Takers

★★★ out of four stars • Rating: PG-13: Language, violence, sexual situations, adult themes.

Everything in this crackling crime drama is borrowed from other pictures, from the suave, resourceful bank robbers who execute perfect crimes to the pair of dogged officers hell-bent on nabbing them. But the familiarity of the material is overcome by stylish, unobtrusive direction by John Luessenhop, who keeps the visuals vibrant and flashy without resorting to assaultive overkill, and an eclectic ensemble cast that includes Idris Elba, Paul Walker, Hayden Christensen, Michael Ealy and Chris Brown as the slick thieves and Matt Dillon and Jay Hernandez as the cops. The film feels fresh and invigorating, with a hotel suite shootout that outguns the climactic standoff in "True Romance." And the plot does manage to come up with a couple of curve balls, most notably the ending. "Takers" is far from essential, but it goes down smooth and easy -- a tall, refreshing, ice-cool chaser to a long, mostly dry summer movie season.

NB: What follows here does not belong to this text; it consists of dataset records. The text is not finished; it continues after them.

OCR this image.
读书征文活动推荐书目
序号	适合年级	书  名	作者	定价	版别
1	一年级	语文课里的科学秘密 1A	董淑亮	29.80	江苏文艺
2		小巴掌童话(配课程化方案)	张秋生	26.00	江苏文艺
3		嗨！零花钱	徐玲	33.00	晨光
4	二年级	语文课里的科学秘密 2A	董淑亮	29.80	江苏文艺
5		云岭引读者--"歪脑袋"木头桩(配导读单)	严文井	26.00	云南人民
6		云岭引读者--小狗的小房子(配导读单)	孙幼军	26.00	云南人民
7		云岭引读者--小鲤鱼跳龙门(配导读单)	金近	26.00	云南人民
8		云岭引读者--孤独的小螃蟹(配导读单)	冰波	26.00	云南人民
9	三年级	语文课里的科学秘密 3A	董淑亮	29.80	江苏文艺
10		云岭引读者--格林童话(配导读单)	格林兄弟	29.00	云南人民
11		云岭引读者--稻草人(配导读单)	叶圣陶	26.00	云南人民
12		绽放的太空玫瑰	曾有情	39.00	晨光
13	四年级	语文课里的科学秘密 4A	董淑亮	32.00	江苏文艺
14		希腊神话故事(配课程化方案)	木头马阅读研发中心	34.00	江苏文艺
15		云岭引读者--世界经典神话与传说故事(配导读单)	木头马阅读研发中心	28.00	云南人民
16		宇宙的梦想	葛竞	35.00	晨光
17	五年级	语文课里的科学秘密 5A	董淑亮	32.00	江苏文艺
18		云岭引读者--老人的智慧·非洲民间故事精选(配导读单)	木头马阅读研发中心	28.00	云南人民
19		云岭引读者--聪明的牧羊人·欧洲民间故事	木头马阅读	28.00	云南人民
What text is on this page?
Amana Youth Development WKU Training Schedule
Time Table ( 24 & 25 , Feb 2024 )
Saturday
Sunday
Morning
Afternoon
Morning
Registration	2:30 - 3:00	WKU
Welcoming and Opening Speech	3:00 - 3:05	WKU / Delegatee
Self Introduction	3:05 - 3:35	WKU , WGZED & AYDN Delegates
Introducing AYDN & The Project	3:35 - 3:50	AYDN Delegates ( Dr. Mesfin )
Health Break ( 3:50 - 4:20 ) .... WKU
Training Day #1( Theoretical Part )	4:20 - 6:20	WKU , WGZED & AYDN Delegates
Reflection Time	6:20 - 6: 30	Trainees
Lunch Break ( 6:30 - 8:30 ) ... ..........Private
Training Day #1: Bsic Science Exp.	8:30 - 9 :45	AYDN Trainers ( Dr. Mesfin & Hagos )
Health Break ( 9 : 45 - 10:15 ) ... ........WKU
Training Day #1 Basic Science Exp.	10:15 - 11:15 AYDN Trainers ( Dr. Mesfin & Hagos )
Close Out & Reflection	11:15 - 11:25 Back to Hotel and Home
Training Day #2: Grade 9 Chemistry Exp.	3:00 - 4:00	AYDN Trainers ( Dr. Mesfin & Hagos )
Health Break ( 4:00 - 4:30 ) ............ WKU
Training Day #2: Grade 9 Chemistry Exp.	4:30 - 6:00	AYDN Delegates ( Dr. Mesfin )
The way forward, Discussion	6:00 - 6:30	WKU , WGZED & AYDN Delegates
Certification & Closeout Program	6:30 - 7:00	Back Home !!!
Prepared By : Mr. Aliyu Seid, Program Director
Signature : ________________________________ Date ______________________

RENE RODRIGUEZ, MIAMI HERALD

Mademoiselle Chambon

★★ 1/2 out of four stars • Not rated • Theater: St. Anthony Main

Though it's the furthest thing from a thriller, director Stéphane Brizé's choked-up French melodrama gives a "Fatal Attraction"-type twist to its love triangle -- that is, the philanderer's unsuspecting wife is smart, sweet, pretty and not at all deserving of betrayal. Nevertheless, men will wander, so lumberjack-like construction worker Jean (Vincent Lindon) lets his heart yank him into an emotional affair with his young son's classy violin-playing teacher, Véronique Chambon (Sandrine Kiberlain). The characters' mores are neo-Victorian, but Brize's style is rarely subtle. We know, for instance, that Mlle. Chambon has a thing for Jean because the camera zooms in slowly on her face while he's talking. Playing badminton with the kid, Jean's wife (Aure Atika) urges, "No more fooling around" -- which of course goes double for her hubby. Amid such schematics, Brizé does score a nifty variation on the clichéd rushing-to-meet-destiny climax. But this encounter, brief indeed at a mere 90 minutes, doesn't fully convince. ROB NELSON

Centurion
★★★ out of four stars • Rated: R for violence and language • Theater: Lagoon

Rare among action flicks of any scale, the cut-rate "Centurion" finds British B-movie master Neil Marshall ("The Descent") humanizing both sides in the absurdly ultraviolent war between Pict tribesmen and Roman gladiators circa 117 A.D. Stuffed to the gills with gnarly decapitations and other grotesque savagery, the film rivals even Alexandre Aja's killer-fish opus "Piranha" for wanton gore. Indeed, such is the genre-loving camp quotient here that one half-expects werewolves to start howling from within the fog-enshrouded woods. The actors (including Michael Fassbender and Dominic West) are wonderfully macho, but hardly huge stars, meaning that anyone can die whenever -- and, whoever it is, he generally does. Particularly lovable (and likely doomed) are a mess hall cook-turned-soldier-turned-outward-bound butcher(!), and our sword-swingin' hero, who unsurprisingly happens upon a sexy young lass. (Um ... will they or won't they?) Inevitably, Marshall's Roman wild bunch takes its wicked last stand, allowing the auteur to cast a sideways glance at, of all things, Kubrick's classic "Paths of Glory." Bloody well done.